As Derek Jeter smashed the bugs away from his shortstop position, the mosquito-like insects clung to Chamberlain’s sweat-drenched face, obscuring his vision and crawling into his nose, mouth and ears. Chamberlain walked Grady Sizemore and then threw a wild shot. Gene Monahan, the Yanks’ longtime head coach, brought a green can Off! bug spray. It didn’t help.

“I try to throw and then it just gets worse,” Chamberlain said. “I sweat enough already and keep fighting. Geno comes out and [umpire] Laz Diaz was behind the plate; As we all now know with foreign substances, what Geno did was technically illegal because it gets gooey. But he sprays it all over everyone, which backfired because they were even more drawn to the humidity.”

Chamberlain would later learn that this particular brand of spray was useless against mosquitoes; Torre later said it was “like Chateaubriand to the bugs”. Not pulling his team off the field is one of Torres’ biggest regrets from his Hall of Fame managerial career. Chamberlain said he was later told vinegar or dryer sheets might have repelled the mosquitoes.

“It would have been nice to know at the time,” Chamberlain said. “I was just glad they didn’t bite because I would have been unhappy.”

A sacrificial bunt put Sizemore on third base and after getting Travis Hafner to line up, Chamberlain threw another wild pitch that scored the run. He beat Victor Martinez and walked with Ryan Garko before mercifully escaping the inning with a strikeout.

“[Hideki] Matsui hit me in the back and they all flew everywhere,” Chamberlain said. “When I finally saw the video, it was disgusting. There was probably two hours when I felt like one was in my ear; I tried digging it out with a Q-tip. They were in my eyelids. I’m usually a quick shower-in-and-out guy; I did a little scrubbing on this one.”

The lead was gone and the game went into extra innings, decided by Hafner’s single against Luis Vizcaino in the 11th.

“Just when you think you’ve seen it all,” Jeter said at the time. “That’s home advantage.”
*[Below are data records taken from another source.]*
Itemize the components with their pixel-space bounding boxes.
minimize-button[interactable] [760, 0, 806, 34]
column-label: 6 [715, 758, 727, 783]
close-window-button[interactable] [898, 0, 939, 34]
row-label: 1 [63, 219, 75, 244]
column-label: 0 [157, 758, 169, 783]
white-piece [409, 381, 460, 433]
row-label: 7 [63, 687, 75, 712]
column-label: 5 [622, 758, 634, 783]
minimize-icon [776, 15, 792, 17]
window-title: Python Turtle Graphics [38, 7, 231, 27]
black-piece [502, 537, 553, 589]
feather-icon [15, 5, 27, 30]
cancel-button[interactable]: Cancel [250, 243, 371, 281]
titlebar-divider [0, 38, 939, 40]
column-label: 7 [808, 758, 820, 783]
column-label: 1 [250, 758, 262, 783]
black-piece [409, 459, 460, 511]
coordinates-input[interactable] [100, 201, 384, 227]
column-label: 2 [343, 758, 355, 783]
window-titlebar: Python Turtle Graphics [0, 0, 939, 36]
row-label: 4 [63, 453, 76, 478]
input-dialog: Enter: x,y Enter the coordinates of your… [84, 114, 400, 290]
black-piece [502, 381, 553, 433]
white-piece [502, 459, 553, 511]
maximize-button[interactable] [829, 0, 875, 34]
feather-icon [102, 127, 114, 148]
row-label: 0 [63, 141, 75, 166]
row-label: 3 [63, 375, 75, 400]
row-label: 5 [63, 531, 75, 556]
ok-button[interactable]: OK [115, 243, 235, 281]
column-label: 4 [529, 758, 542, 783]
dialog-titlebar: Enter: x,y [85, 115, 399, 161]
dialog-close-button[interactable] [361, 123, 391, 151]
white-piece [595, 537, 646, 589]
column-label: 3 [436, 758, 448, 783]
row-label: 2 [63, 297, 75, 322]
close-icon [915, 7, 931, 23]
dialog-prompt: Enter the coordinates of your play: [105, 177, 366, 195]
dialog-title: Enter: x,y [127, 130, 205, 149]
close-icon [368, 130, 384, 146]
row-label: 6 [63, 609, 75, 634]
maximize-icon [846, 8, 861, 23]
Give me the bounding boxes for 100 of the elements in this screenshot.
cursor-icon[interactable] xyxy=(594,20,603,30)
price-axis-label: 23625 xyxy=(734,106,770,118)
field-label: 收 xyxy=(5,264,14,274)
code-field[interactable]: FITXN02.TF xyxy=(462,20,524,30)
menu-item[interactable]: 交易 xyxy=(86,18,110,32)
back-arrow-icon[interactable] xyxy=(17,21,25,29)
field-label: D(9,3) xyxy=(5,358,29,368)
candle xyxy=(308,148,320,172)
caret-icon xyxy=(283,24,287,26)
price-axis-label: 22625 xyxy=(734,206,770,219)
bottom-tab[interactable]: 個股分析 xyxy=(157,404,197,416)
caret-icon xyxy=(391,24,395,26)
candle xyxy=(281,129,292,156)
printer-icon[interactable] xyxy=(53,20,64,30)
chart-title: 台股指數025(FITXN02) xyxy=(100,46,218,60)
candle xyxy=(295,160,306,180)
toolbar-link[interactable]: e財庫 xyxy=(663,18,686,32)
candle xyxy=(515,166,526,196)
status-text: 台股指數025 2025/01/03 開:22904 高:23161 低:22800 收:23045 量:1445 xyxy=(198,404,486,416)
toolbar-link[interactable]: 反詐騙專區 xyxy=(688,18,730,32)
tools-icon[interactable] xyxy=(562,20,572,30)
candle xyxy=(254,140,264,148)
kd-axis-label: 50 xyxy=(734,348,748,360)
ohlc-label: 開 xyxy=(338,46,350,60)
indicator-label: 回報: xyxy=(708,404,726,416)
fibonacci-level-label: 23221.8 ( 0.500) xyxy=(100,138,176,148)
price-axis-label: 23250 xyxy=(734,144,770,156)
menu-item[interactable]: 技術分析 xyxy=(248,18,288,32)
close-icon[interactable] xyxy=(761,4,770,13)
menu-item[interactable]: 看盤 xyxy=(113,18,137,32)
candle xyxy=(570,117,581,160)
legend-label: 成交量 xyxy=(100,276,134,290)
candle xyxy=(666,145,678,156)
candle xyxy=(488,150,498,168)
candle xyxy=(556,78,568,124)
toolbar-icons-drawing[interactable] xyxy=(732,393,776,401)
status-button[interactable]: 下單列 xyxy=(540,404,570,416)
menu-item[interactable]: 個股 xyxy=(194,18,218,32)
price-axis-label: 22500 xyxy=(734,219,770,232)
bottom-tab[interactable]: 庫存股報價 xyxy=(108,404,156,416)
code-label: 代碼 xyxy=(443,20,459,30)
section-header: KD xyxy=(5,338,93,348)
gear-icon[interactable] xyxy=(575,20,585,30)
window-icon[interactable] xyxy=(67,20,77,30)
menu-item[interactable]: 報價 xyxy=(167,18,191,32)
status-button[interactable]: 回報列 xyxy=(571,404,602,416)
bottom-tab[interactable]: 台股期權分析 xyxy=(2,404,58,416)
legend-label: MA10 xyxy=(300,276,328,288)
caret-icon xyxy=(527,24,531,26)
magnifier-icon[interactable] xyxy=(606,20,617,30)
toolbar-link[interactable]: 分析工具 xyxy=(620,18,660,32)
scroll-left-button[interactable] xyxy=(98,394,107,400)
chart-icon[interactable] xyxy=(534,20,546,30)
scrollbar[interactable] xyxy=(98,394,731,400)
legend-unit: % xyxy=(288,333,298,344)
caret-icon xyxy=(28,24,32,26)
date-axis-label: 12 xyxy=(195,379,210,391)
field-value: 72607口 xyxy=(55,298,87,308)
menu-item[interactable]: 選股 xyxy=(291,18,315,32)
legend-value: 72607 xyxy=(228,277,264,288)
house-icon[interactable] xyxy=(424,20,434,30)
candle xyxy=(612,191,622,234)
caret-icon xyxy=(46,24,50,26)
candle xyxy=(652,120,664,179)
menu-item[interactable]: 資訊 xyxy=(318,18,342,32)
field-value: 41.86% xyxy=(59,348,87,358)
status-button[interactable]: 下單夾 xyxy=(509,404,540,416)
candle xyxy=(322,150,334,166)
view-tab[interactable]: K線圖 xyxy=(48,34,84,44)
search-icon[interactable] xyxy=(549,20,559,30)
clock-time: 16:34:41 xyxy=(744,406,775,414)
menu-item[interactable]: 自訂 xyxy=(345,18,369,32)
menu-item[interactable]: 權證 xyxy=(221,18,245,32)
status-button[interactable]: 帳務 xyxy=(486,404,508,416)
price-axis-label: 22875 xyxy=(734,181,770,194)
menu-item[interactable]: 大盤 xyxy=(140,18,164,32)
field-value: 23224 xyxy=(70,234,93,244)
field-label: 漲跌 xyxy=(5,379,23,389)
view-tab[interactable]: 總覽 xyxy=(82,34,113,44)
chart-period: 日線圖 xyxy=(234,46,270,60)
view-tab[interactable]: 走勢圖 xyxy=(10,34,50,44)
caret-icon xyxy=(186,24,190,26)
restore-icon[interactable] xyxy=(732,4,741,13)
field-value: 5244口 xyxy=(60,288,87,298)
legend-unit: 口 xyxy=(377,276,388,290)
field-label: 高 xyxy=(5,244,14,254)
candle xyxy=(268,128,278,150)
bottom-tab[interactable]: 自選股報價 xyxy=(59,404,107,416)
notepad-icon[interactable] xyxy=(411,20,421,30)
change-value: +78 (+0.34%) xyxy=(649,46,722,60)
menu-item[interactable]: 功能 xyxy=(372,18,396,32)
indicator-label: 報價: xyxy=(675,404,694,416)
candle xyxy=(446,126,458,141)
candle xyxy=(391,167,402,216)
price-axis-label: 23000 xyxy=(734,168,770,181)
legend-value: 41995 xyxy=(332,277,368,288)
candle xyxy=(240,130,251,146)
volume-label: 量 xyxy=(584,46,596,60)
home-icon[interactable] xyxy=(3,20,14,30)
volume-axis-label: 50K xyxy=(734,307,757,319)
Cleveland won the series in four games and then lost the AL Championship Series to the Red Sox — eventual World Series champions that year. All anyone seems to remember from this ALDS now is the mosquitoes.

“The frustrating thing for me was just not making pitches,” Chamberlain said. “The bugs, I don’t care. That’s no excuse to have wild pitches and give up the game. I should take responsibility and say, ‘Hey, we have to let this go.’ Fausto Carmona (later known as Roberto Hernandez) came out in the next inning and they weren’t bad. Obviously they knew the secret.”

At the Guardians spring training complex in Goodyear, Ariz., viewers walk past a black-and-white photo of Carmona/Hernandez from that game. The pitcher is focused and refuses to be distracted by mosquitoes or anything else.

“There’s no getting around that,” said Triston McKenzie, who will start Saturday’s Game 3 for Cleveland (and also attended the Browns/Chargers game last weekend). “You just have to pull yourself together and get through this. It’s like a swarm of mosquitoes, but if you try to smack them away, they don’t care. They’re going to land on you anyway.”

Chamberlain spent nine more years with the majors after that night — most of them with the Yankees — then transitioned from the Tigers to the Royals before coincidentally retiring at Cleveland in 2016. Chamberlain has since returned to Lincoln, Neb., where he spends most days taking his son, Karter, to baseball tournaments. He said that hardly a day goes by when someone doesn’t share their memories of “The Bug Game”.

“It never fails,” Chamberlain said. “I guess you could always be remembered for worse things.”